La posible operación se ha mantenido en secreto y supondría probablemente la salida del actual presidente de Caixabank, Jordi Gual, según las mismas fuentes.

Además, se espera que la sede social del banco se mantenga en Valencia, aunque se trabaje con grandes equipos desde Barcelona y Madrid, desde donde gestionan la operativa ambas entidades.

El fondo de rescate español FROB, que mantiene el 61,8 %de Bankia, podría reducir su participación en la entidad resultante al 14%, aunque se quedaría como segundo máximo accionista. La Fundación La Caixa controlaría un 30% del grupo resultante de la fusión.

La mayor operación en dos décadas

De culminarse la fusión entre el tercer y el cuarto banco de España, sería la mayor operación en el sector bancario español desde las del Santander y Central Hispano y BBV y Argentaria, hace ya dos décadas.
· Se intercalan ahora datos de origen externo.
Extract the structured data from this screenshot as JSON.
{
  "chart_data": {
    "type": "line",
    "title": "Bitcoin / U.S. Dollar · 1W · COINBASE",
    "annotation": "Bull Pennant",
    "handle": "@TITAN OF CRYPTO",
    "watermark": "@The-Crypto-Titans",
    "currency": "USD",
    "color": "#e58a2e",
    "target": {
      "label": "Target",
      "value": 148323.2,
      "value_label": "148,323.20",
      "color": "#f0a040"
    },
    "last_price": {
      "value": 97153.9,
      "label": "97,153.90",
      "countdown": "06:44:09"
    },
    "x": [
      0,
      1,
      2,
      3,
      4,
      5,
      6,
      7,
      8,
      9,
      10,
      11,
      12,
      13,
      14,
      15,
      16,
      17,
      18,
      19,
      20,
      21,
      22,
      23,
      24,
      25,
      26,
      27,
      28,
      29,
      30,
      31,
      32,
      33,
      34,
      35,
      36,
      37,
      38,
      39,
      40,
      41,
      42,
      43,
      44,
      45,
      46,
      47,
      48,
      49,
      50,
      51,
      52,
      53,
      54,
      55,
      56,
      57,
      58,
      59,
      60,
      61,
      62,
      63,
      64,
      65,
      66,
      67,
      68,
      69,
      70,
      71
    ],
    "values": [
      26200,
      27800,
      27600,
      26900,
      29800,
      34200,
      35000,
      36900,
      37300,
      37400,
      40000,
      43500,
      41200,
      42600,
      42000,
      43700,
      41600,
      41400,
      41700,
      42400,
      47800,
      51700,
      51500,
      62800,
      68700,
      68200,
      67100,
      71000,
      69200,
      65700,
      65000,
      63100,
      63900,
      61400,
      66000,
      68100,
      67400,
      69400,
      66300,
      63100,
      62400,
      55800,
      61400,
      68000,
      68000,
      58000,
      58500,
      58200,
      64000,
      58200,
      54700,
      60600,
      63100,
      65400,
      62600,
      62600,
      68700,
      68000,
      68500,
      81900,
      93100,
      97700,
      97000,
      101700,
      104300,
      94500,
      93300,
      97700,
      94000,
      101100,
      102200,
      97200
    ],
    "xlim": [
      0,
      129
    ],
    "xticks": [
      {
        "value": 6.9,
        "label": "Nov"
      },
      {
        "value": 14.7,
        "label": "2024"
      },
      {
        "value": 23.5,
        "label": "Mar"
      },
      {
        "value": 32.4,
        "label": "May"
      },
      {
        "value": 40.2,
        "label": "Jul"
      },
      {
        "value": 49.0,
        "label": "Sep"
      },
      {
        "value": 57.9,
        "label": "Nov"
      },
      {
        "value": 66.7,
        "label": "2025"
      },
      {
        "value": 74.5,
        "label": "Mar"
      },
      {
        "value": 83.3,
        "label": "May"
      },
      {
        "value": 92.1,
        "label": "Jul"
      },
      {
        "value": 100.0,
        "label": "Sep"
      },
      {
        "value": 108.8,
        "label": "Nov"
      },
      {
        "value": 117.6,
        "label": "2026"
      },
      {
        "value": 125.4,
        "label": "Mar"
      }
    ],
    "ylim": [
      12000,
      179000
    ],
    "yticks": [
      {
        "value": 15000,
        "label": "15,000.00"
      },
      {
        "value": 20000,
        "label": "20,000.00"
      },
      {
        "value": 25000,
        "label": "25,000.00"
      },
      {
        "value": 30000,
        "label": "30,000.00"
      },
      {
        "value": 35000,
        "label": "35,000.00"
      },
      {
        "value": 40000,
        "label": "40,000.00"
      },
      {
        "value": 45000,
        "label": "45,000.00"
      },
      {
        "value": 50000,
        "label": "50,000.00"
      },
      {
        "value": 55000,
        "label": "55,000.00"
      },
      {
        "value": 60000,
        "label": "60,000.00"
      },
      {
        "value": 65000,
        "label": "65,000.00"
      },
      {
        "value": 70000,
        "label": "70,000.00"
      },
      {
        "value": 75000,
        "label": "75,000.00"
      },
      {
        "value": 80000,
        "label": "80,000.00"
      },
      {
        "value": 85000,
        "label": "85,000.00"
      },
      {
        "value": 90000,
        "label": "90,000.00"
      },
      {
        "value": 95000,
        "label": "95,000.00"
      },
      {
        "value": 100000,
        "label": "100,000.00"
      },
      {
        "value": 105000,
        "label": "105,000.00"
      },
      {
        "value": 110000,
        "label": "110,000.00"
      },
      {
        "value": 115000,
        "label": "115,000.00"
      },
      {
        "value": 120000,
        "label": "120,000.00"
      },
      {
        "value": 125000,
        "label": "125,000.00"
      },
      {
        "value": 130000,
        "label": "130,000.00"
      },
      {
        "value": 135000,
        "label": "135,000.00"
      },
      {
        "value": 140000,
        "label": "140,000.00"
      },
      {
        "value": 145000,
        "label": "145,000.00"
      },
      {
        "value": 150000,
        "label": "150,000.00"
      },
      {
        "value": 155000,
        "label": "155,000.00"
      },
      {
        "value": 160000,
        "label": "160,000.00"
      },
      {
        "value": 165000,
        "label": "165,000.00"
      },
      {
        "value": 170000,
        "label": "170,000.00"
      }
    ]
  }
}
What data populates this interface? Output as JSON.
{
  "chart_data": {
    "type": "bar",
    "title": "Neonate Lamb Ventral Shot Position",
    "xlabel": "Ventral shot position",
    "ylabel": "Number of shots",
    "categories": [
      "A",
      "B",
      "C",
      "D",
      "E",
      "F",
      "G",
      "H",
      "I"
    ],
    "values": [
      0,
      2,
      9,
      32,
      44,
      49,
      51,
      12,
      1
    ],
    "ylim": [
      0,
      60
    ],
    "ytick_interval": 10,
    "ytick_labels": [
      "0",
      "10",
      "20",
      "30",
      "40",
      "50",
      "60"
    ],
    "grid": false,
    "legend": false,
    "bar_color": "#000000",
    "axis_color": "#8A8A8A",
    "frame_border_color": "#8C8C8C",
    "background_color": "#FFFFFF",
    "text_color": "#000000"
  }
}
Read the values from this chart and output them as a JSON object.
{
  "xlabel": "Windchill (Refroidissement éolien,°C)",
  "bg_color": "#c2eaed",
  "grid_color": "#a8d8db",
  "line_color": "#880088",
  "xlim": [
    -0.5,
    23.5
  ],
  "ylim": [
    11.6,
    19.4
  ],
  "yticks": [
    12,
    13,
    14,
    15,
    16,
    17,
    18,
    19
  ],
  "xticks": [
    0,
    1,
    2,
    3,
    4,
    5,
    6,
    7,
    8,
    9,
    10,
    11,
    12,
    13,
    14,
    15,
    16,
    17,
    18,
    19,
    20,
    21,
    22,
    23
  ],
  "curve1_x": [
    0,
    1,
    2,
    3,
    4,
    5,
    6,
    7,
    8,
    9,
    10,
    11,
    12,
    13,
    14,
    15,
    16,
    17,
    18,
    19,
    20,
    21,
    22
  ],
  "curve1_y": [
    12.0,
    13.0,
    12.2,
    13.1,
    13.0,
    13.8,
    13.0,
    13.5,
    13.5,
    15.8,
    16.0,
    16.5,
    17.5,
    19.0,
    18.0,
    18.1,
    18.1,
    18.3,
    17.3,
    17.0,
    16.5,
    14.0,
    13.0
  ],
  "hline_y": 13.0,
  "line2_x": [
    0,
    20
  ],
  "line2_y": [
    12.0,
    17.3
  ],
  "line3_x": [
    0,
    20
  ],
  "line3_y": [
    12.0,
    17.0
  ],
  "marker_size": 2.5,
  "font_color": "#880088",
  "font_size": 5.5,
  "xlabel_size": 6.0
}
Además, supondría la integración de las cajas de referencia de Madrid y Cataluña.

Según sus estados de cuentas más recientes, CaixaBank cuenta con unos activos de más de 445.00 millones de euros, mientras que Bankia supera los 218.000 millones.

La fusión, por tanto, daría origen a un grupo con activos por importe de 650.000 millones de euros, unas 6.600 sucursales (4.400 la entidad de origen catalán y más de 2.200 la entidad nacionalizada) y una plantilla conjunta superior a los 51.000 empleados (casi 35.600 CaixaBank y unos 16.000 Bankia).

Fuentes del sector indicaron a Europa Press que la operación contaría con el beneplácito del Gobierno, si bien desde el Ministerio de Economía y Transformación Digital señalaron que no hacían comentarios al respecto.

Llamamiento del Banco Central Europeo

CaixaBank y Bankia estarían respondiendo así al llamamiento realizado de forma insistente por el Banco Central Europeo (BCE) de acelerar el proceso de consolidación del sector, la última vez esta misma semana por boca de su vicepresidente, Luis de Guindos, durante su intervención en los cursos de la Universidad Menéndez y Pelayo (UIMP) de Santander. 

De Guindos defendió de nuevo las fusiones en el sector bancario como solución a su problema de rentabilidad y llamó a propiciarlas, haciendo hincapié en la diferencia entre la baja rentabilidad de las entidades españolas (de entre el 2% y el 3% en algunos casos) frente al coste de capital (superior en líneas generales al 10%).

Con la eventual fusión de CaixaBank y Bankia ambas entidades retomarían el intento que realizaron en 2012 cuando Isidro Fainé y Rodrigo Rato no consiguieron llegar a buen puerto una tentativa frustrada entonces por cuestiones políticas y discrepancias en la jerarquía de mando.

La operación permitiría al Gobierno además recuperar parte de las ayudas percibidas en el rescate de Bankia, que superan los 24.000 millones de euros, de los que hasta la fecha ha recuperado solo unos 3.000 millones a través de dos procesos de venta parcial y vía dividendos.